While the Kindle and the Nook Color continue to do well, there are lots of problems in eReader Land –
- Smaller eReader makers are dying out.
- Both Amazon and B&N are getting hammered by Wall Street for their investment in eReaders. B&N more so than Amazon.
- Apple seems ready to cut off the oxygen supply to eReader apps on the iPlatform.
Let’s take a quick look at each of these.
Kno and Alex are dying
Kno eReader is being phased out and the company is going to focus on making software. It’s a bit ridiculous – that a company making a dual screen tablet is considering selling off its hardware business and moving to making software for other people’s tablets. What a capitulation.
All Things D has a report on No-Kno –
Sources said Kno execs have recently decided that the quicker-than-expected uptake in tablet production by a multitude of powerful device makers had made its efforts to package a seamless offering less critical.
Instead, the company will focus on its robust software and services to offer students on the Apple iPad, …
BoomTown could not determine which two companies Kno was in serious discussions with about unloading its hardware business …
Made its efforts to package a seamless offering less critical?
They ought to be honest – They got destroyed in the Tablet market.
Almost in parallel, the Alex eReader is being phased out.

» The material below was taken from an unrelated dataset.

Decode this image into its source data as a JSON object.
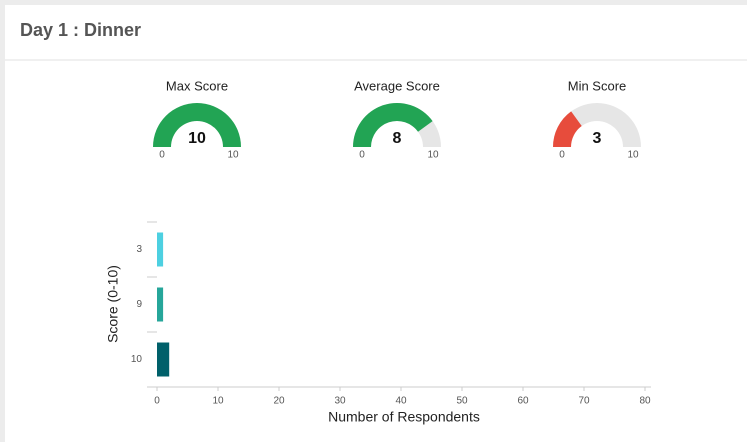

It’s not clear whether the ‘phase-out’ is to introduce a new model or whether Alex is about to join Kno in the Beautiful eReader Graveyard.

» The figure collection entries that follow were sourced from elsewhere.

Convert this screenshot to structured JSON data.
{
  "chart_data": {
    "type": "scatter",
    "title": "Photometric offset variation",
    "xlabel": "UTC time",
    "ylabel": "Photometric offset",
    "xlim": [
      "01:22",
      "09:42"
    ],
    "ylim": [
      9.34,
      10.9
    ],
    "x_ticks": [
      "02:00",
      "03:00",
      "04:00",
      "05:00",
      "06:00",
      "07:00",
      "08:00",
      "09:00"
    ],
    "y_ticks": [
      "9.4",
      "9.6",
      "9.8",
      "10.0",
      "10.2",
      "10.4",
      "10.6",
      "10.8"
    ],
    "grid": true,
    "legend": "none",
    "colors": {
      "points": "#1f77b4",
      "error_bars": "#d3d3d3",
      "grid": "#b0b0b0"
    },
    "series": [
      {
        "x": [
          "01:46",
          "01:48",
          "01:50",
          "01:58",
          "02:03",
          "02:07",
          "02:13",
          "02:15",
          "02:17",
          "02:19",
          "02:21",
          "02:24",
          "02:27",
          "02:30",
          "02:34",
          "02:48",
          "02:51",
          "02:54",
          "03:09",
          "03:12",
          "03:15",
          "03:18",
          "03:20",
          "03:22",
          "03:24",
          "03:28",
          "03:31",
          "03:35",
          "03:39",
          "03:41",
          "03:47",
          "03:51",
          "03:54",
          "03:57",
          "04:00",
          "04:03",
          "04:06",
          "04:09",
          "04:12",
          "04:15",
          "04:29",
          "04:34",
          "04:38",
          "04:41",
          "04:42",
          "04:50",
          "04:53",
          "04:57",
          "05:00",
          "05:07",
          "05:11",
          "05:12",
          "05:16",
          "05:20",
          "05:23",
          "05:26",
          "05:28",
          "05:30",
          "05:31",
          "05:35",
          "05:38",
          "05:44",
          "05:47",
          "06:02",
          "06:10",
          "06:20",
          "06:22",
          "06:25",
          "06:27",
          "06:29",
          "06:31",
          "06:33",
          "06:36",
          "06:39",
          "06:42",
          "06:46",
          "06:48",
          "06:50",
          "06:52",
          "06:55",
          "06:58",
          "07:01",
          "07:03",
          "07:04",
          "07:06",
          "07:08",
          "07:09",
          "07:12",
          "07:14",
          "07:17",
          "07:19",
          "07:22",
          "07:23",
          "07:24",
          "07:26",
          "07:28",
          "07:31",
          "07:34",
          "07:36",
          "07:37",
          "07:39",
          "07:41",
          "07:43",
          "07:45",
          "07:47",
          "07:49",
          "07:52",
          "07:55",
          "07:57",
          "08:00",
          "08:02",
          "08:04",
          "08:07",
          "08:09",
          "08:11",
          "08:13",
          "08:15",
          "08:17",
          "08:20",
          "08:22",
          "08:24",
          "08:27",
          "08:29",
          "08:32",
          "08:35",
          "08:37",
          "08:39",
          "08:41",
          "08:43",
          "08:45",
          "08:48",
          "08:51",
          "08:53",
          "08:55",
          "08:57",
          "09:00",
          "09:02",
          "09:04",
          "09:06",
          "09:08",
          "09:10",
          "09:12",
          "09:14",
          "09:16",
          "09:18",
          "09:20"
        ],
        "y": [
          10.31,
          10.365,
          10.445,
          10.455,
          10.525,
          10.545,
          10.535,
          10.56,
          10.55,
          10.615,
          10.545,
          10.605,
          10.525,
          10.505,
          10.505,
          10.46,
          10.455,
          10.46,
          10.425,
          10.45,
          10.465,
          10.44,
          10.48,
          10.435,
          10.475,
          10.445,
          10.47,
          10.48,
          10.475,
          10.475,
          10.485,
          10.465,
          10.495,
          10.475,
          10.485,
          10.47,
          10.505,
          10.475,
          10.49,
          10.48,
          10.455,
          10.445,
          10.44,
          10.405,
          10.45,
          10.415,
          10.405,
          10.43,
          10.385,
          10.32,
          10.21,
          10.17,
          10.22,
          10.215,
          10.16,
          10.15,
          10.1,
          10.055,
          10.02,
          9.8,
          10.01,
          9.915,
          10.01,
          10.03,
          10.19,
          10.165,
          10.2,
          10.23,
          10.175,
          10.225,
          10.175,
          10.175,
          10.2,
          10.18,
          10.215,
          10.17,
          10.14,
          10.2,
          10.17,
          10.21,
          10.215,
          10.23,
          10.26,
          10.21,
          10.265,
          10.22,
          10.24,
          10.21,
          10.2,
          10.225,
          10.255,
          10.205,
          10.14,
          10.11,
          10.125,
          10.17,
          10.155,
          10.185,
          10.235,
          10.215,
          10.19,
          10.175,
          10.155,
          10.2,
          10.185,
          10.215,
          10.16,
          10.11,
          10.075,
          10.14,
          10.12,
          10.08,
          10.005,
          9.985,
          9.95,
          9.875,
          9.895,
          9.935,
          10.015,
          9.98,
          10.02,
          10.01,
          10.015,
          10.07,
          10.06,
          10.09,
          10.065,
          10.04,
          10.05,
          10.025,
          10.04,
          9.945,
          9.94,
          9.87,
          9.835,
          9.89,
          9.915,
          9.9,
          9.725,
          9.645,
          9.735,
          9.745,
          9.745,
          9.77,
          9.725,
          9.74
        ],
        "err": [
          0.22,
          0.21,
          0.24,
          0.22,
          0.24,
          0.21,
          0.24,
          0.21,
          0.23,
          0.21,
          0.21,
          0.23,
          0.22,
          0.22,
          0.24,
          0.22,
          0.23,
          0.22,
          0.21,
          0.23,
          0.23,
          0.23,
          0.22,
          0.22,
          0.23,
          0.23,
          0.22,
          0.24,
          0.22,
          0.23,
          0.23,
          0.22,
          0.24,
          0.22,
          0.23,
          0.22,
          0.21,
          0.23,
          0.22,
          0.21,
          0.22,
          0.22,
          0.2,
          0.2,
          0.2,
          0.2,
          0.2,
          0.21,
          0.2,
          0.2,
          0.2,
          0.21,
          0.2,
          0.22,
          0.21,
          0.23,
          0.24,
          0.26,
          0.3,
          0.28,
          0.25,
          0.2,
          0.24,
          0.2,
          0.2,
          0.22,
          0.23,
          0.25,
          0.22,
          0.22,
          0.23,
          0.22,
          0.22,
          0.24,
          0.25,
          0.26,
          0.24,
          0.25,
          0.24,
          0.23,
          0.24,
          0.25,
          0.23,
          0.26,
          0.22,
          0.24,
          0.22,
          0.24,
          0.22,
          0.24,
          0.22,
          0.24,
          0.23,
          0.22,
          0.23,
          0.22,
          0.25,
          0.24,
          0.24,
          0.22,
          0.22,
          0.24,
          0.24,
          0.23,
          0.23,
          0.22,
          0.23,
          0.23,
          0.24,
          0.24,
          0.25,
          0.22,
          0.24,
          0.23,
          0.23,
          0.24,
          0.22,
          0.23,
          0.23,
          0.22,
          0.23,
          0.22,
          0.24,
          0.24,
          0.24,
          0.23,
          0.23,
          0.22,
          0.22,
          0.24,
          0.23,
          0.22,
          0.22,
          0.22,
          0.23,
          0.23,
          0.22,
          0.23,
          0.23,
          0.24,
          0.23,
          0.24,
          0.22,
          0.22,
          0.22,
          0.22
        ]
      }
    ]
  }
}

B&N stock gets punished for B&N’s focus on the future, i.e. eReaders
Amazon’s stock got hammered after its last earnings release – Wall Street didn’t like Amazon’s focus on the future, i.e. eReaders. The same happened with Barnes and Noble today. Thanks to Roger Knights for the link to Bloomberg’s article on B&N and eReaders.
It’s some sort of joke where Wall Street isn’t willing to look beyond the next 6 months.
Barnes & Noble Inc., the largest U.S. bookstore chain, declined as much as 15 percent after suspending its dividend to conserve cash and invest in electronic books
What alternative does B&N have – Should it forget about ebooks and eReaders and go bankrupt like Borders?
You should be handing B&N a prize. What other company can compete with a giant like Amazon, survive a huge transition in its business, and come up with decent products that speed the democratization of Publishing.
B&N has the best Android tablet released so far. It has it for $249. It has around 20% of the market in both eReaders and eBooks – a larger share than it had in physical books. It should be getting an award for Most Adaptable Company of 2010.
Instead the stock is down 15% as Wall Street worries about its annual bonuses.
The problem is that for both Amazon and B&N this negativity from Wall Street has consequences. Amazon and B&N have to plan out 10 to 40 years into the future but they are hobbled by the geckos of Wall Street and the geckos’ focus on the next 6 months.
The threat of Platforms reneging on their (implicit) promises
So B&N and Amazon made a smart calculation –
- If we make eReader apps we reach all these casual readers.
It seems to have worked because, supposedly, 40% of ebook sales on iPad are via Kindle for iPad, and another 20% are via Nook for iPad.
However, B&N and Amazon either disregarded or didn’t realize two other things –
- A not insignificant portion of people who wanted a reading device got an iPad because they could get a choice of stores and/or they could get their favored provider (Amazon or B&N) on the iPad. Those were lost Kindle sales and lost Nook sales. It might be just 5% or 10% of iPad sales – but it was sales that Amazon and B&N lost thanks to their own iPad apps.
- Apple controls the platform. It can kick out Amazon and B&N any time. It can impose a tax and take all the profits for itself anytime. Now, its trending in that direction.
Basically, Amazon and B&N ought to realize now, if they haven’t already, that they are strengthening the enemy. For two companies that are forward-thinking for the most part, this was an amazingly short-sighted move.
Every platform is the same – a risky gamble. Perhaps not the Web and not the PC. However, Android, Mac, iPhone, iPad, and other platforms are just a gamble.
Not only is the grand ‘reading apps for every platform’ strategy a long-term impossibility, it’s strengthening the enemy.